A piangere è quella parte politica che si dice “progressista” ma che, nei fatti, ha smarrito ogni capacità di leggere i segnali del Paese. Chi definisce questa consultazione un fallimento, mostra una grave miopia politica: 30 milioni di italiani si sono recati al voto nelle ultime due settimane, tra elezioni europee e referendum, e la reazione è quella del lutto istituzionale?

È evidente che la partecipazione non è affatto morta. Il popolo c’è, ha fame di rappresentanza, ha voglia di contare. Quello che manca è una classe dirigente capace di raccogliere questo segnale e dargli forma politica.

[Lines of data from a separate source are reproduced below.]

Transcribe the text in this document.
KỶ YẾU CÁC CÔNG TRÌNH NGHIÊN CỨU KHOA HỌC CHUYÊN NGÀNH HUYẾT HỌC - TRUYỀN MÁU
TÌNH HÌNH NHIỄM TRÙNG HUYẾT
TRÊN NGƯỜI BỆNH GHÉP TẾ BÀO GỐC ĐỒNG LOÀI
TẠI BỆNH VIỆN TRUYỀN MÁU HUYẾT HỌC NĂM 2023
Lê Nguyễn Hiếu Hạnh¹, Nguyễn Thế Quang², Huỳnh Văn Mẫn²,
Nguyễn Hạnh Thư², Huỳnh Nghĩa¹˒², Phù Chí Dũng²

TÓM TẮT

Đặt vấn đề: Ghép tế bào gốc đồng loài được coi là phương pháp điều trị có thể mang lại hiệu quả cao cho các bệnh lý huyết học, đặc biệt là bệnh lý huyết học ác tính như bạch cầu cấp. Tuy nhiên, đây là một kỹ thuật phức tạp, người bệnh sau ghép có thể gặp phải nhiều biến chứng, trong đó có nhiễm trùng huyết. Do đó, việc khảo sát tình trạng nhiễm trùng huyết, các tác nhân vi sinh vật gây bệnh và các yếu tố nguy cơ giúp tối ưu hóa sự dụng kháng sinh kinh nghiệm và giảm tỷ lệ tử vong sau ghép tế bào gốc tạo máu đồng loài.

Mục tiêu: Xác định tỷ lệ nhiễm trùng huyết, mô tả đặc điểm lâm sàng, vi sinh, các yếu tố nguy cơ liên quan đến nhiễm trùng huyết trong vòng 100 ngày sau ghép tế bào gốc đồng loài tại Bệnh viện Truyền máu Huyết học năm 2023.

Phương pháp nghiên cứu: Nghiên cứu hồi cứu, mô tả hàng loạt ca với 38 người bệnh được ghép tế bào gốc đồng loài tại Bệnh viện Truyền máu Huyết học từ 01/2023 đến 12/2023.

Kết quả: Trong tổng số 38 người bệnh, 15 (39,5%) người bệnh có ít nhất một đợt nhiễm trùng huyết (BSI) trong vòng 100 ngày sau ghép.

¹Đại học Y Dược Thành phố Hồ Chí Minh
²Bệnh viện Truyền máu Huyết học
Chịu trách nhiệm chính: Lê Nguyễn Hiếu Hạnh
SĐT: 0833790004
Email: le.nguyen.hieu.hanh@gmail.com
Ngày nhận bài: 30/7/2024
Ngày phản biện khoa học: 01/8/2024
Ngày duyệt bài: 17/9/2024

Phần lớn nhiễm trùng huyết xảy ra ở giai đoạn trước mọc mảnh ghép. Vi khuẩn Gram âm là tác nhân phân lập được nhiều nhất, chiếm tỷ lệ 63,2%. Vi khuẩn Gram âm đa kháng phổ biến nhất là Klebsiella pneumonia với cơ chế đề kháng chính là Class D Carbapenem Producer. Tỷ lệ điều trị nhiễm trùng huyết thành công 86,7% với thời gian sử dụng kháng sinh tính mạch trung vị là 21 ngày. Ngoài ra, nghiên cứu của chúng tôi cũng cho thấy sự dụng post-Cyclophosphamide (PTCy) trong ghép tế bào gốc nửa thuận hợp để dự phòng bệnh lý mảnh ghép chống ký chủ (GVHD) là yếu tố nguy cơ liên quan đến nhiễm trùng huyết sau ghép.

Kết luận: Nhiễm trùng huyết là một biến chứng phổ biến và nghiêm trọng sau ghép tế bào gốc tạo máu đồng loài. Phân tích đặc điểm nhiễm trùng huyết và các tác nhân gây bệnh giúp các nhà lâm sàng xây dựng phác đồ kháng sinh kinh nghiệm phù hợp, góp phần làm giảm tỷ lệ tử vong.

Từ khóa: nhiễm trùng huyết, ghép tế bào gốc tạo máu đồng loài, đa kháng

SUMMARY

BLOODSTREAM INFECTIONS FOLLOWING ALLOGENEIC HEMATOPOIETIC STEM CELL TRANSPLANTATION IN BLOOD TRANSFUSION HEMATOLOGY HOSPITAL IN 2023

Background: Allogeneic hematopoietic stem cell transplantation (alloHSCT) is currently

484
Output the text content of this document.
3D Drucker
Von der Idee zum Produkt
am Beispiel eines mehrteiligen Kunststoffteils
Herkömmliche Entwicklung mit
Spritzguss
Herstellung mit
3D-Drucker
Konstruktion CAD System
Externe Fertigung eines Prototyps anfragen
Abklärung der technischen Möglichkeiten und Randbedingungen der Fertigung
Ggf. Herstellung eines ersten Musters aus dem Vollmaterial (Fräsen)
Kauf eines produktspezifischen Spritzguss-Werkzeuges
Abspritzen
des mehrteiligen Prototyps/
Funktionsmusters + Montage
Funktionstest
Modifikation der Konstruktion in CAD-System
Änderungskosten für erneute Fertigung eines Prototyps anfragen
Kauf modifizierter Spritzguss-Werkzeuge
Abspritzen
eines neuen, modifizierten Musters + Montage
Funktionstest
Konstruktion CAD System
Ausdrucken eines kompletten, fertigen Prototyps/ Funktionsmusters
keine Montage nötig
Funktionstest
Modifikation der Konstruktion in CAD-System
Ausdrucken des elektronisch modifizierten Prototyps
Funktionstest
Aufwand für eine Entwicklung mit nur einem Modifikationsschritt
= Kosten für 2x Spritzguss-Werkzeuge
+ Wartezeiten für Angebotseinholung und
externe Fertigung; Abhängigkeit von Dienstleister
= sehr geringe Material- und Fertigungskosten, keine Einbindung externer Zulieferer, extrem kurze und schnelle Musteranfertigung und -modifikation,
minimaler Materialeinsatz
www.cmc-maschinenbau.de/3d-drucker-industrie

E qui la cosiddetta “sinistra” mostra tutta la sua fragilità.

“Con questi non vinceremo mai!”

Parlando come osservatore neutro o quantomeno tiepido – da tempo, come sa chi mi legge, non mi accendo per nessuna proposta politica – c’è un dato positivo, a sinistra, che nessuno ha il coraggio di sottolineare: alle prossime elezioni politiche, il centrosinistra potrebbe vincere. I numeri ci sono, il potenziale anche. Ma serve un passo indietro. O meglio: serve che chi ha fallito si faccia da parte. Che i dirigenti inamovibili, eterni del PD e soci lascino spazio ai giovani, alle nuove energie, a chi ha ancora voglia di confrontarsi con la realtà. Altrimenti, come denunciava Moretti, una vita fa: “Con questi non vinceremo mai”.

Finché il dibattito sarà in mano a chi piange per l’ennesima occasione mancata, non ci sarà né visione, né riscatto. Solo la ripetizione di uno schema perdente, che mortifica proprio quei milioni di elettori che ancora scelgono di uscire di casa e votare.

Ascoltare il Paese reale

Il referendum dell’8 e 9 giugno 2025 non è stato quindi un fallimento, ma una prova di resistenza democratica. I dirigenti del PD e compagnia, anziché derubricarlo a incidente tecnico, dovrebbe ascoltare il Paese reale. E soprattutto, dovrebbe trovare finalmente il coraggio di fare ciò che servirebbe davvero: lasciare spazio a una nuova generazione e aprire un capitolo nuovo. Prima che sia davvero troppo tardi.